Working in a really close team was very rewarding and she dealt with being away with phonecalls, letters and keeping busy.

“We’d work during the day and then everyone would get together and watch movies or play volleyball after work – you just do things to keep the hours ticking by. When you’re with the people you’re working with, they understand the different challenges you’re facing. Because you know each other, you end up watching out for each other.”

The clinical work when deployed is similar to the regular day job, treating people for musculoskeletal injuries.
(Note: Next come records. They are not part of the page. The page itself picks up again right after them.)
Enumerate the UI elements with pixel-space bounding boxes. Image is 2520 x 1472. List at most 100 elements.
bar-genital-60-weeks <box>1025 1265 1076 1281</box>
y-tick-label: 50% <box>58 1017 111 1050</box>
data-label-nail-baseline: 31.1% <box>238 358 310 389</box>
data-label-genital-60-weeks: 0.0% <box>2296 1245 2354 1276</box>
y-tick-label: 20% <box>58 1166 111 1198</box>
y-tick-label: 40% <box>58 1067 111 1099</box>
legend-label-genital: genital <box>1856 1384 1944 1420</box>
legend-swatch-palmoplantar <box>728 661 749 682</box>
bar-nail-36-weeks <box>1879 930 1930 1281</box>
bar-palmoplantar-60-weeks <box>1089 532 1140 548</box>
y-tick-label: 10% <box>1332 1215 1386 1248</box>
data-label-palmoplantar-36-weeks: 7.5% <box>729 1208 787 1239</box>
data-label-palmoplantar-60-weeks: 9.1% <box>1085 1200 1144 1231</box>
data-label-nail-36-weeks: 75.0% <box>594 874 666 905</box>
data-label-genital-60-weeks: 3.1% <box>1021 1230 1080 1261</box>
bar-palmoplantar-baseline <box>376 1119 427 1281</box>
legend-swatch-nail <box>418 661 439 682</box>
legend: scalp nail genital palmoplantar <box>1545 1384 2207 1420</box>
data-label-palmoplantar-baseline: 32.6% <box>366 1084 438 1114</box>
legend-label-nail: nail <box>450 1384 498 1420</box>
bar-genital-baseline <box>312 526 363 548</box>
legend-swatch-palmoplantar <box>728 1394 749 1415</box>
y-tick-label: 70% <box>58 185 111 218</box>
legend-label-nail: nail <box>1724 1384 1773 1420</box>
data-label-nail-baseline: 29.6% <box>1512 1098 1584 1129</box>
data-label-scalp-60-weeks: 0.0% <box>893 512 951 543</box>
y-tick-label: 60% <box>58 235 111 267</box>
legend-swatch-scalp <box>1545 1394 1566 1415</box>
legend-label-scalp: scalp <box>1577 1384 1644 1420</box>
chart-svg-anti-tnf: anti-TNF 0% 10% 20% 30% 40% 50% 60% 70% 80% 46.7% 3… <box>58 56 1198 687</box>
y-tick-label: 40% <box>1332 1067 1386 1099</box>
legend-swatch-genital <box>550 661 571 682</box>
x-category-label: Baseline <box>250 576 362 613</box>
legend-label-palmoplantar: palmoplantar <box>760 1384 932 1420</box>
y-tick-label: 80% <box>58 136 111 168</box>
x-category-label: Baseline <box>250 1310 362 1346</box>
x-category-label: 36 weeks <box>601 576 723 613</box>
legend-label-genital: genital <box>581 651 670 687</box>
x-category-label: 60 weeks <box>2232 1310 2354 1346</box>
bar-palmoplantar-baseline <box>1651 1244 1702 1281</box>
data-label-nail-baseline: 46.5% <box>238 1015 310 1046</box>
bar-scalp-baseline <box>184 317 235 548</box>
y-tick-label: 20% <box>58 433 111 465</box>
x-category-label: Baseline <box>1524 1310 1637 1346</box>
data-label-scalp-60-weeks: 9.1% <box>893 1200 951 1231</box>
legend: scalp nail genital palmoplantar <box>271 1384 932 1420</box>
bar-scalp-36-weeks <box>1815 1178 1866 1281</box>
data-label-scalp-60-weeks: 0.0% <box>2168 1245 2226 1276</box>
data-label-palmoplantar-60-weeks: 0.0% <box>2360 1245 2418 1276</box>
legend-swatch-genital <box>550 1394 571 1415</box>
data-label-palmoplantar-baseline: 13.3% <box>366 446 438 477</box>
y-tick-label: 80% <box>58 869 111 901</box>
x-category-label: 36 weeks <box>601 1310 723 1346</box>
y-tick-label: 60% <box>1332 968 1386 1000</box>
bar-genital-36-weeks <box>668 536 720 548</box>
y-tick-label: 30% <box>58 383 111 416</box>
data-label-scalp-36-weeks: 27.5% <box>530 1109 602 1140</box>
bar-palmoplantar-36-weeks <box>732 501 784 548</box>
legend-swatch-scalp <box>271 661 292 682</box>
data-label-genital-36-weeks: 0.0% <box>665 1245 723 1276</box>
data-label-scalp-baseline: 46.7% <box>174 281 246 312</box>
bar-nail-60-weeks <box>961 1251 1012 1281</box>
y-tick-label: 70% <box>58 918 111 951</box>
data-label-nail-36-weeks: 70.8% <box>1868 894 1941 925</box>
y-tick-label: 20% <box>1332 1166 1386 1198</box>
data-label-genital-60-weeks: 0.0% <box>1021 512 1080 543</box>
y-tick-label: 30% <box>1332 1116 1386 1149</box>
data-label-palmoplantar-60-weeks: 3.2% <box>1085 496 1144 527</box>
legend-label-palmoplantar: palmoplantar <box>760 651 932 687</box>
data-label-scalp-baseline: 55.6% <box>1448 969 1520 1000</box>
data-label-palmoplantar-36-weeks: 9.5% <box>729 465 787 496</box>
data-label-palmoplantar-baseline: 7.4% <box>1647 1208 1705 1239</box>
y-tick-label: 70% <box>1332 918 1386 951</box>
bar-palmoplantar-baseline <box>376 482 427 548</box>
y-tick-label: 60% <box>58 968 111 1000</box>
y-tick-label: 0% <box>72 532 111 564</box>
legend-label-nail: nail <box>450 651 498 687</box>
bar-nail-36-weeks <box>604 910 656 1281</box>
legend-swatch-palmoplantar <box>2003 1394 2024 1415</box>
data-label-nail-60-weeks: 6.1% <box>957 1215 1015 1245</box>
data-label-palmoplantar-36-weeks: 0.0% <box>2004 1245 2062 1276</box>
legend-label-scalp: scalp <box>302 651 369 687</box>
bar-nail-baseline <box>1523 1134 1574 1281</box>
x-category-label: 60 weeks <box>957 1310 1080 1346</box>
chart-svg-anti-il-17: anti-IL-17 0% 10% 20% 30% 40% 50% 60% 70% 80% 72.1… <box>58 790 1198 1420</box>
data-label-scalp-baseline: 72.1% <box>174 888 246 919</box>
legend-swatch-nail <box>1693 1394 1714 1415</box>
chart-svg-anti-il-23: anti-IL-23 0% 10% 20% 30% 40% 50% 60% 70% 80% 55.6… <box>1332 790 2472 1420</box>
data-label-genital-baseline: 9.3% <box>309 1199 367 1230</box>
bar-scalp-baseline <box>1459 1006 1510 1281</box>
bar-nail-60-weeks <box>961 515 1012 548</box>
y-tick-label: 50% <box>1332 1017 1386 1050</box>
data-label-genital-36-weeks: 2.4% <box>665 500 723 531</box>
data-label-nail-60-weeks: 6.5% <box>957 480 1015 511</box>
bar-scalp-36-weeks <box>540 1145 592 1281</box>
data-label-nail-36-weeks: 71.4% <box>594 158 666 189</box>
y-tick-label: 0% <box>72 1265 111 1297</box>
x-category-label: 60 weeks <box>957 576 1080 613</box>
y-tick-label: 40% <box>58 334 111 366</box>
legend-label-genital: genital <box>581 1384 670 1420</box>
“But over there, a lot of it is giving reassurance. People get sore knees from being out carrying a whole lot of kit and stiff spines from carrying the load and sleeping in camp cots. So it’s reassuring people that when they get back home things sort themselves out.”

Anna always felt safe and well-looked after while deployed.

“Generally we were back [from the frontline] – it wasn’t like we were in the middle of a conflict zone. Although somewhere like Afghanistan there’s always potential isn’t there? You have basic training for that.”

She says she would like to be deployed with the New Zealand Defence Force.

“That’s one of the things we’re looking at, at the moment, trying to develop that deployable capability.”

In New Zealand, she works as part of a multi-disciplinary team, with a lot of liaison with the army doctors, nurses and medics.

One of the different things about working in the army is talking with patients’ bosses about what they can and can’t do after an injury or surgery.

“There is a lot of liaising that goes back and forward with this job. [Outside the military] if someone’s rolled their ankle playing tennis it doesn’t impact their job – it’s not so difficult. Whereas if you’ve got a soldier who’s rolled an ankle and is supposed to be going on field exercises and can’t, that’s when you really have to talk to people’s bosses.”

She sees a lot of lower limb injuries and lower back problems – degenerative knee or back conditions in older soldiers and medial tibial stress syndrome in younger ones.

“Because the recruits generally haven’t been wearing boots or carrying packs previously, all of a sudden you change their footwear and put this load on them and then you see injuries as a result.”

Anna looks at what caused the injury and picks up on trends – assessing why injuries are happening and mitigating against them, with the aim of preventing injuries in the first place.

“Things like footwear are reviewed and we’ve had input into boots and changing the programme so there’s not so much loading all stacked up.”

In returning servicemen she sees a lot of knee and Achilles problems because they are in boots for longer periods.

“Because they’re going out on patrol, and they’ve got body armour and weight on as well, they’re quite stiff through their thoracic spine.”